What is it?
You’ll likely notice the X2 the first time you see one because while it’s slightly more compact than the X1, whose wheelbase it shares, it also has the styling to create a bit of visual impact. Most versions of the car, unlike the M Sport-trim example we tested, have two-tone paintjobs, and there are optional alloy wheel sizes ranging all the way up to 20in.
All X2s get an extra BMW roundel on the C-pillar, too. BMW certainly wants to get your attention with this car and is pitching it as a “bold, rebellious, alternative choice”. The irony of such a positioning for yet another premium crossover SUV in these past twelve months is, of course, about as plain as that extra blue-and-white propeller on the car’s rump.
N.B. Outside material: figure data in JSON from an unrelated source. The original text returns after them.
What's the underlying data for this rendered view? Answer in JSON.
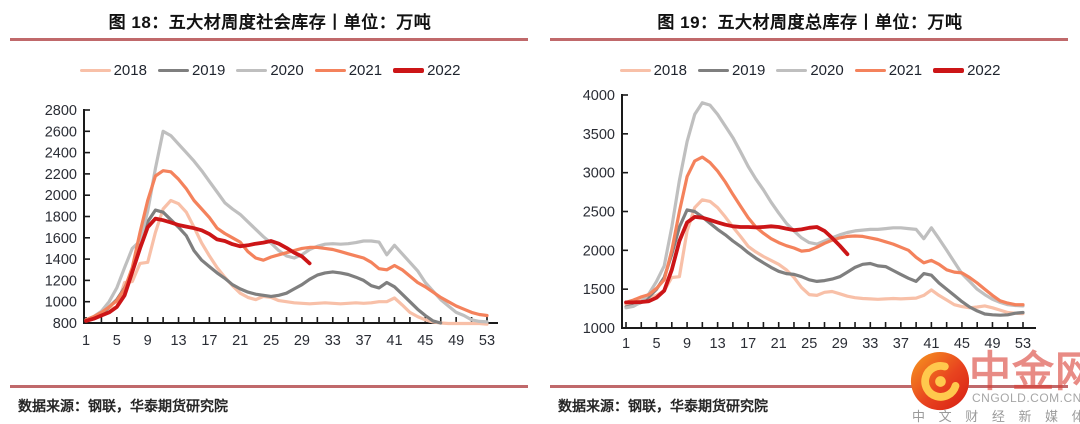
{
  "colors": {
    "rule": "#C0696B",
    "axis": "#1a1a1a",
    "tick_label": "#2a2d35",
    "title": "#111111",
    "s2018": "#F8C0A8",
    "s2019": "#7F7F7F",
    "s2020": "#BFBFBF",
    "s2021": "#F4825C",
    "s2022": "#CC1517"
  },
  "chart_data": [
    {
      "type": "line",
      "title": "图 18：五大材周度社会库存丨单位：万吨",
      "unit": "万吨",
      "source": "数据来源：钢联，华泰期货研究院",
      "x_range": [
        1,
        53
      ],
      "x_label_ticks": [
        1,
        5,
        9,
        13,
        17,
        21,
        25,
        29,
        33,
        37,
        41,
        45,
        49,
        53
      ],
      "ylim": [
        800,
        2800
      ],
      "ytick_step": 200,
      "grid": false,
      "legend_position": "top",
      "series": [
        {
          "name": "2018",
          "color": "#F8C0A8",
          "values": [
            820,
            840,
            880,
            930,
            950,
            1180,
            1190,
            1360,
            1370,
            1650,
            1870,
            1950,
            1920,
            1840,
            1700,
            1550,
            1430,
            1320,
            1230,
            1150,
            1080,
            1040,
            1020,
            1050,
            1040,
            1010,
            1000,
            990,
            985,
            980,
            985,
            990,
            985,
            980,
            985,
            990,
            985,
            990,
            1000,
            1000,
            1035,
            970,
            900,
            860,
            830,
            810,
            800,
            795,
            795,
            795,
            795,
            795,
            790
          ]
        },
        {
          "name": "2019",
          "color": "#7F7F7F",
          "values": [
            820,
            840,
            880,
            950,
            1020,
            1130,
            1290,
            1520,
            1750,
            1860,
            1840,
            1770,
            1700,
            1620,
            1480,
            1390,
            1330,
            1270,
            1220,
            1160,
            1120,
            1090,
            1070,
            1060,
            1050,
            1060,
            1080,
            1120,
            1160,
            1210,
            1250,
            1270,
            1280,
            1270,
            1255,
            1230,
            1200,
            1150,
            1130,
            1180,
            1140,
            1070,
            1000,
            930,
            870,
            820,
            800
          ]
        },
        {
          "name": "2020",
          "color": "#BFBFBF",
          "values": [
            830,
            860,
            910,
            1000,
            1130,
            1320,
            1500,
            1570,
            1850,
            2250,
            2600,
            2560,
            2480,
            2400,
            2320,
            2230,
            2130,
            2030,
            1930,
            1870,
            1820,
            1750,
            1680,
            1610,
            1550,
            1480,
            1430,
            1410,
            1440,
            1490,
            1520,
            1540,
            1545,
            1540,
            1545,
            1555,
            1570,
            1570,
            1560,
            1440,
            1530,
            1450,
            1370,
            1290,
            1180,
            1100,
            1020,
            960,
            900,
            870,
            830,
            815,
            810
          ]
        },
        {
          "name": "2021",
          "color": "#F4825C",
          "values": [
            830,
            860,
            900,
            950,
            1010,
            1120,
            1320,
            1650,
            1950,
            2180,
            2230,
            2220,
            2150,
            2060,
            1950,
            1870,
            1790,
            1690,
            1640,
            1600,
            1560,
            1470,
            1410,
            1390,
            1420,
            1440,
            1460,
            1480,
            1500,
            1510,
            1510,
            1500,
            1490,
            1470,
            1450,
            1430,
            1410,
            1370,
            1310,
            1300,
            1340,
            1300,
            1240,
            1180,
            1140,
            1090,
            1040,
            1000,
            960,
            930,
            900,
            880,
            870
          ]
        },
        {
          "name": "2022",
          "color": "#CC1517",
          "values": [
            820,
            840,
            870,
            900,
            950,
            1060,
            1280,
            1500,
            1700,
            1780,
            1765,
            1745,
            1720,
            1705,
            1690,
            1670,
            1635,
            1585,
            1570,
            1540,
            1520,
            1530,
            1545,
            1555,
            1570,
            1545,
            1505,
            1460,
            1425,
            1360
          ]
        }
      ]
    },
    {
      "type": "line",
      "title": "图 19：五大材周度总库存丨单位：万吨",
      "unit": "万吨",
      "source": "数据来源：钢联，华泰期货研究院",
      "x_range": [
        1,
        53
      ],
      "x_label_ticks": [
        1,
        5,
        9,
        13,
        17,
        21,
        25,
        29,
        33,
        37,
        41,
        45,
        49,
        53
      ],
      "ylim": [
        1000,
        4000
      ],
      "ytick_step": 500,
      "grid": false,
      "legend_position": "top",
      "series": [
        {
          "name": "2018",
          "color": "#F8C0A8",
          "values": [
            1300,
            1330,
            1370,
            1390,
            1420,
            1480,
            1650,
            1660,
            2250,
            2550,
            2650,
            2630,
            2550,
            2430,
            2300,
            2180,
            2050,
            1980,
            1920,
            1870,
            1820,
            1750,
            1650,
            1520,
            1430,
            1420,
            1460,
            1470,
            1440,
            1410,
            1390,
            1380,
            1375,
            1370,
            1375,
            1380,
            1375,
            1380,
            1385,
            1420,
            1490,
            1420,
            1360,
            1300,
            1275,
            1260,
            1270,
            1285,
            1260,
            1230,
            1200,
            1190,
            1185
          ]
        },
        {
          "name": "2019",
          "color": "#7F7F7F",
          "values": [
            1270,
            1290,
            1330,
            1400,
            1500,
            1650,
            1950,
            2300,
            2520,
            2500,
            2430,
            2350,
            2270,
            2200,
            2120,
            2050,
            1970,
            1900,
            1840,
            1780,
            1730,
            1700,
            1690,
            1660,
            1620,
            1600,
            1610,
            1630,
            1660,
            1720,
            1780,
            1820,
            1830,
            1800,
            1790,
            1740,
            1690,
            1640,
            1600,
            1700,
            1680,
            1580,
            1500,
            1420,
            1340,
            1270,
            1220,
            1180,
            1170,
            1165,
            1170,
            1190,
            1200
          ]
        },
        {
          "name": "2020",
          "color": "#BFBFBF",
          "values": [
            1260,
            1280,
            1340,
            1440,
            1600,
            1800,
            2300,
            2900,
            3400,
            3750,
            3900,
            3870,
            3750,
            3600,
            3450,
            3270,
            3080,
            2920,
            2780,
            2620,
            2480,
            2350,
            2250,
            2160,
            2100,
            2080,
            2120,
            2160,
            2200,
            2230,
            2250,
            2260,
            2270,
            2270,
            2280,
            2290,
            2290,
            2280,
            2270,
            2150,
            2290,
            2150,
            2000,
            1850,
            1700,
            1600,
            1500,
            1430,
            1370,
            1330,
            1300,
            1290,
            1285
          ]
        },
        {
          "name": "2021",
          "color": "#F4825C",
          "values": [
            1330,
            1360,
            1400,
            1430,
            1510,
            1620,
            2000,
            2500,
            2950,
            3150,
            3200,
            3130,
            3020,
            2880,
            2720,
            2570,
            2420,
            2300,
            2220,
            2150,
            2100,
            2060,
            2030,
            1990,
            2000,
            2040,
            2090,
            2130,
            2160,
            2180,
            2185,
            2180,
            2160,
            2140,
            2110,
            2080,
            2040,
            2000,
            1910,
            1840,
            1870,
            1820,
            1750,
            1720,
            1710,
            1650,
            1580,
            1500,
            1420,
            1350,
            1320,
            1300,
            1300
          ]
        },
        {
          "name": "2022",
          "color": "#CC1517",
          "values": [
            1330,
            1330,
            1335,
            1345,
            1390,
            1480,
            1750,
            2120,
            2360,
            2430,
            2420,
            2390,
            2360,
            2330,
            2310,
            2300,
            2300,
            2295,
            2300,
            2310,
            2300,
            2280,
            2260,
            2270,
            2290,
            2300,
            2250,
            2160,
            2060,
            1950
          ]
        }
      ]
    }
  ],
  "watermark": {
    "brand": "中金网",
    "domain": "CNGOLD.COM.CN",
    "tagline": "中 文 财 经 新 媒 体",
    "icon": "swirl-comma-icon",
    "brand_color": "#D93E34"
  }
}
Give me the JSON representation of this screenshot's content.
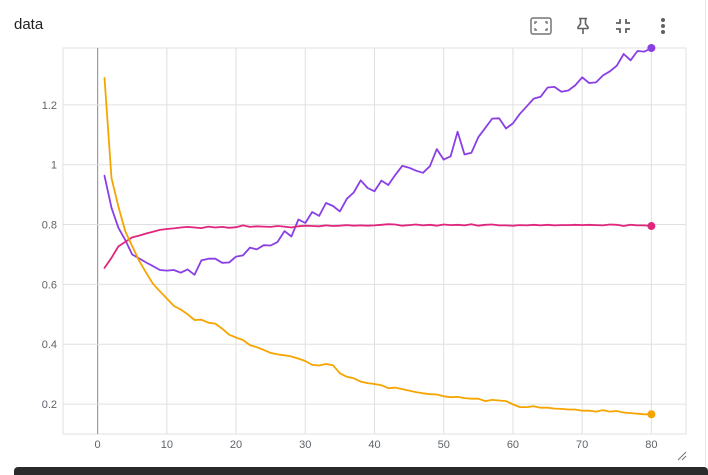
{
  "card": {
    "title": "data"
  },
  "toolbar": {
    "items": [
      {
        "icon": "fit-domain-icon"
      },
      {
        "icon": "pin-icon"
      },
      {
        "icon": "collapse-icon"
      },
      {
        "icon": "more-vert-icon"
      }
    ]
  },
  "colors": {
    "purple": "#8a3fe6",
    "pink": "#e0267d",
    "orange": "#f6a500",
    "grid": "#e0e0e0",
    "axis_text": "#5f6368",
    "zero_line": "#9e9e9e"
  },
  "chart_data": {
    "type": "line",
    "title": "data",
    "xlabel": "",
    "ylabel": "",
    "xlim": [
      -5,
      85
    ],
    "ylim": [
      0.1,
      1.39
    ],
    "x_ticks": [
      "0",
      "10",
      "20",
      "30",
      "40",
      "50",
      "60",
      "70",
      "80"
    ],
    "y_ticks": [
      "0.2",
      "0.4",
      "0.6",
      "0.8",
      "1",
      "1.2"
    ],
    "grid": true,
    "x": [
      1,
      2,
      3,
      4,
      5,
      6,
      7,
      8,
      9,
      10,
      11,
      12,
      13,
      14,
      15,
      16,
      17,
      18,
      19,
      20,
      21,
      22,
      23,
      24,
      25,
      26,
      27,
      28,
      29,
      30,
      31,
      32,
      33,
      34,
      35,
      36,
      37,
      38,
      39,
      40,
      41,
      42,
      43,
      44,
      45,
      46,
      47,
      48,
      49,
      50,
      51,
      52,
      53,
      54,
      55,
      56,
      57,
      58,
      59,
      60,
      61,
      62,
      63,
      64,
      65,
      66,
      67,
      68,
      69,
      70,
      71,
      72,
      73,
      74,
      75,
      76,
      77,
      78,
      79,
      80
    ],
    "series": [
      {
        "color": "#8a3fe6",
        "values": [
          0.963,
          0.856,
          0.789,
          0.748,
          0.7,
          0.687,
          0.673,
          0.661,
          0.648,
          0.646,
          0.648,
          0.639,
          0.65,
          0.632,
          0.68,
          0.686,
          0.686,
          0.672,
          0.673,
          0.693,
          0.697,
          0.723,
          0.717,
          0.731,
          0.73,
          0.742,
          0.778,
          0.76,
          0.817,
          0.805,
          0.842,
          0.829,
          0.872,
          0.862,
          0.844,
          0.886,
          0.907,
          0.948,
          0.922,
          0.911,
          0.947,
          0.932,
          0.966,
          0.996,
          0.99,
          0.98,
          0.973,
          0.995,
          1.052,
          1.017,
          1.028,
          1.11,
          1.034,
          1.04,
          1.092,
          1.123,
          1.154,
          1.155,
          1.121,
          1.138,
          1.17,
          1.195,
          1.221,
          1.227,
          1.258,
          1.26,
          1.244,
          1.248,
          1.265,
          1.292,
          1.273,
          1.275,
          1.298,
          1.312,
          1.331,
          1.37,
          1.349,
          1.38,
          1.378,
          1.39
        ]
      },
      {
        "color": "#e0267d",
        "values": [
          0.655,
          0.689,
          0.727,
          0.742,
          0.757,
          0.763,
          0.77,
          0.776,
          0.782,
          0.785,
          0.787,
          0.79,
          0.792,
          0.79,
          0.788,
          0.793,
          0.79,
          0.792,
          0.789,
          0.791,
          0.797,
          0.792,
          0.794,
          0.793,
          0.792,
          0.795,
          0.793,
          0.79,
          0.794,
          0.796,
          0.795,
          0.794,
          0.797,
          0.795,
          0.796,
          0.798,
          0.796,
          0.797,
          0.796,
          0.797,
          0.799,
          0.801,
          0.8,
          0.796,
          0.798,
          0.8,
          0.797,
          0.799,
          0.796,
          0.8,
          0.798,
          0.799,
          0.797,
          0.801,
          0.796,
          0.799,
          0.8,
          0.797,
          0.797,
          0.796,
          0.798,
          0.797,
          0.799,
          0.797,
          0.799,
          0.797,
          0.798,
          0.798,
          0.799,
          0.798,
          0.799,
          0.798,
          0.797,
          0.8,
          0.799,
          0.795,
          0.799,
          0.797,
          0.797,
          0.795
        ]
      },
      {
        "color": "#f6a500",
        "values": [
          1.29,
          0.955,
          0.86,
          0.777,
          0.728,
          0.679,
          0.639,
          0.602,
          0.577,
          0.553,
          0.528,
          0.516,
          0.5,
          0.481,
          0.482,
          0.472,
          0.469,
          0.452,
          0.432,
          0.422,
          0.414,
          0.397,
          0.39,
          0.381,
          0.371,
          0.366,
          0.363,
          0.359,
          0.352,
          0.344,
          0.331,
          0.329,
          0.334,
          0.33,
          0.303,
          0.291,
          0.286,
          0.275,
          0.27,
          0.267,
          0.263,
          0.253,
          0.255,
          0.25,
          0.245,
          0.24,
          0.236,
          0.233,
          0.232,
          0.226,
          0.223,
          0.224,
          0.22,
          0.218,
          0.218,
          0.21,
          0.214,
          0.212,
          0.21,
          0.199,
          0.19,
          0.19,
          0.193,
          0.188,
          0.188,
          0.185,
          0.184,
          0.182,
          0.182,
          0.178,
          0.178,
          0.175,
          0.18,
          0.175,
          0.177,
          0.172,
          0.17,
          0.168,
          0.166,
          0.166
        ]
      }
    ],
    "end_markers": true
  }
}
The X2’s engine range is a slightly truncated one at launch, with only 2.0-litre, four-cylinder turbocharged petrol and diesel motors available for the time being, with power outputs ranging from 148 to 189bhp.
Your options on driven wheels are defined by your preference on engine, as are those on transmissions. All 20i petrols are front-wheel-drive and come with a seven-speed twin-clutch automatic gearbox; all 20d diesels have four-wheel drive and eight-speed autos; and there’s an 18d model coming in manual or auto form as a front-driver or in manual-only form as an xDrive.
The X2 has a lower roofline than the X1 and runs with firmer suspension settings in order to make for its handling more agile than that of the X1 – a car which, by crossover standards, is already pretty agile. The M Sport trim of the X2 test car for our first UK drive, meanwhile, made the suspension shorter and firmer still.
Variable Damper Control (VDC) adaptive dampers are an option, while run-flat tyres come as standard on M Sport and M Sport X derivatives but can be avoided if you stick to SE or Sport.